Electrical and Electronic Engineering News
Jitters are a common shortcoming of modern electronic devices using a high-frequency digital signal. While oversampling phase-locked loops (OSPLLs) can expand the loop bandwidth, effectively reducing jitter, conventional OSPLLs suffer from high jitter in noisy signal peak areas. Tokyo Tech researchers have instead suggested and demonstrated a non-uniform OSPLL that can efficiently suppress jitter through adaptive loop gain calibration. This novel architecture leads to more economical and power-efficient devices than conventional OSPLLs.
The efficacy and efficiency of modern electronic devices often depend on their signal noise and jitter.
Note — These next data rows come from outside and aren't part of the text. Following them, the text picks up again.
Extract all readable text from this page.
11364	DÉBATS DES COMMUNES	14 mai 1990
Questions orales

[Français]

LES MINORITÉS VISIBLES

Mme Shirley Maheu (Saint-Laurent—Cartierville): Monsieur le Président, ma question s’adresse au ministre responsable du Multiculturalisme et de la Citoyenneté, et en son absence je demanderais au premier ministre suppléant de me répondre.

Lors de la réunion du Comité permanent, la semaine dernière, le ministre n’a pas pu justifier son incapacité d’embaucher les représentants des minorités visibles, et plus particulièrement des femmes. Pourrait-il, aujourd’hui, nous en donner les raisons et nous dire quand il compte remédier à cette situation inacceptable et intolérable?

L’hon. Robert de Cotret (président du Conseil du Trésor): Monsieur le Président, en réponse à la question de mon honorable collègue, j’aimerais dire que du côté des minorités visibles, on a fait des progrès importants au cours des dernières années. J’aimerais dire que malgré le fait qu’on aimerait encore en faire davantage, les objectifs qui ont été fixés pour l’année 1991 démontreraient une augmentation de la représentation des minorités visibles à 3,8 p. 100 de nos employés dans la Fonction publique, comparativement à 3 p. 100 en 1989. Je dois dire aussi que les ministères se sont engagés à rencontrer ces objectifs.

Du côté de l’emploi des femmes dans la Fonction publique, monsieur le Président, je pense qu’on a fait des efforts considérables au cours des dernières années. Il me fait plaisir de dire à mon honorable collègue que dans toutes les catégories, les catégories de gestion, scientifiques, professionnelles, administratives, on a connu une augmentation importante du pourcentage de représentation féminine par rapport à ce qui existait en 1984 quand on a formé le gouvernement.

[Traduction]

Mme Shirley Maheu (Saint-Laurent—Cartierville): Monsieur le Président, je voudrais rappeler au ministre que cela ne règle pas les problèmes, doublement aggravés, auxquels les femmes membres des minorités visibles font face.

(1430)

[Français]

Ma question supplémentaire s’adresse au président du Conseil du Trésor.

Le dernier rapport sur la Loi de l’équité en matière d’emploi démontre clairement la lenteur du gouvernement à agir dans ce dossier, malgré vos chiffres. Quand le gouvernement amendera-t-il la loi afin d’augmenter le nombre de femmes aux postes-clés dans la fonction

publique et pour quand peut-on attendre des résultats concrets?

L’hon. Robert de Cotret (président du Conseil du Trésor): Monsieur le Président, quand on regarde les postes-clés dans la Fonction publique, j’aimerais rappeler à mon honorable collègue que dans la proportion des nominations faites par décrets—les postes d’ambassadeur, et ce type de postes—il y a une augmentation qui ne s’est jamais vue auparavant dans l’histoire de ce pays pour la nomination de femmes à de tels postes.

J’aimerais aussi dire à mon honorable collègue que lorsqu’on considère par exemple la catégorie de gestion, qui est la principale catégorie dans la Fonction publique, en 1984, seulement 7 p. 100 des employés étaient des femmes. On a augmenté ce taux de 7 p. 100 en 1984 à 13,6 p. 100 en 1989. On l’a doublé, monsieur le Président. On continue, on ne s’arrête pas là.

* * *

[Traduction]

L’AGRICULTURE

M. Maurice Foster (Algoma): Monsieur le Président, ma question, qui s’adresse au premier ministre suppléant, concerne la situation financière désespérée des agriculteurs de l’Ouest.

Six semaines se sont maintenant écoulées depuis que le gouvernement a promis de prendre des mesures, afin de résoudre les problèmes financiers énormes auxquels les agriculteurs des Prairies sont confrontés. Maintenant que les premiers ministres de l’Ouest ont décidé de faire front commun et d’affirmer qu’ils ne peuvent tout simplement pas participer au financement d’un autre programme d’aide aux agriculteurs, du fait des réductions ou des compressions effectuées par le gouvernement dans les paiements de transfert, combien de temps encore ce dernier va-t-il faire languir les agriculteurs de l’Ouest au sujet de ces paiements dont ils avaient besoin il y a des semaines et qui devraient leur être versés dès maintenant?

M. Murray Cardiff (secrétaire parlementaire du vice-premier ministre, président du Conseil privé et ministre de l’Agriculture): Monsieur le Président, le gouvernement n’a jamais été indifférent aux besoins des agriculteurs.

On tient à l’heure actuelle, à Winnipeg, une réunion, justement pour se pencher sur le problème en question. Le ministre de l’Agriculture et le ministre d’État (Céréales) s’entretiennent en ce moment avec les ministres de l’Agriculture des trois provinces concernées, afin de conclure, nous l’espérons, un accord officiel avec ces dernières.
Jitter is the fluctuation or deviation of the signal waveform in a high-frequency digital signal. There are many conventional methods to mitigate jitter and boost the performance characteristics of a device. One common method is to use an oversampling phase-locked loop (OSPLL). An OSPLL can extend the loop bandwidth and result in improved jitter performance.
Now, while they present many benefits, the use of conventional OSPLLs leads to high jitter from noisy peak regions, as the peak regions have a smaller gradient. The slow reference slope of a conventional 32 kHz signal introduces a large jitter and results in a larger attributed time error. This disadvantage has thus far hindered the broader use of OSPLLs. Now a team of scientists from Tokyo Institute of Technology (Tokyo Tech) have demonstrated how this can be avoided by using a non-uniform OSPLL. Professor Kenichi Okada, who led the research team, further explains the development: "Our novel over-sampling architecture provides a low-jitter, 2.4 GHz fractional-N PLL using a 32 kHz reference. The loop bandwidth of conventional PLLs is theoretically limited to 1/10th of the reference frequency, by Gardner's stability theory. This narrow loop bandwidth causes jitter degradation. Our non-uniform over-sampling PLL can increase the loop bandwidth by 60 times and can efficiently suppress jitters. "
The newly ideated device architecture allows for an adaptive loop gain calibration. By automatically performing the loop gain calibration for each sampling point, the jitter can be minimized. "Our device's performance is highlighted by its 200 kHz loop bandwidth with 4.95 ps jitter. At these parameters, the device only consumes 3.8 mW of power. Moreover, it can be integrated with CMOS technologies, making it a particularly attractive prospect for the ever-growing electronics industry, " adds Junjun Qiu from Tokyo Tech, the lead author of their study, which is published in 2023 International Solid-State Circuits Conference. This paradigm-shifting architecture also more economical and power efficient than conventional OSPLLs, owing to reduced jitter and a higher and cleaner signal.
We cannot wait to see what's in store for these devices and how they will impact the next generation of CMOS sensors, power devices, and the plethora of other applications that will benefit from more power efficient PLLs.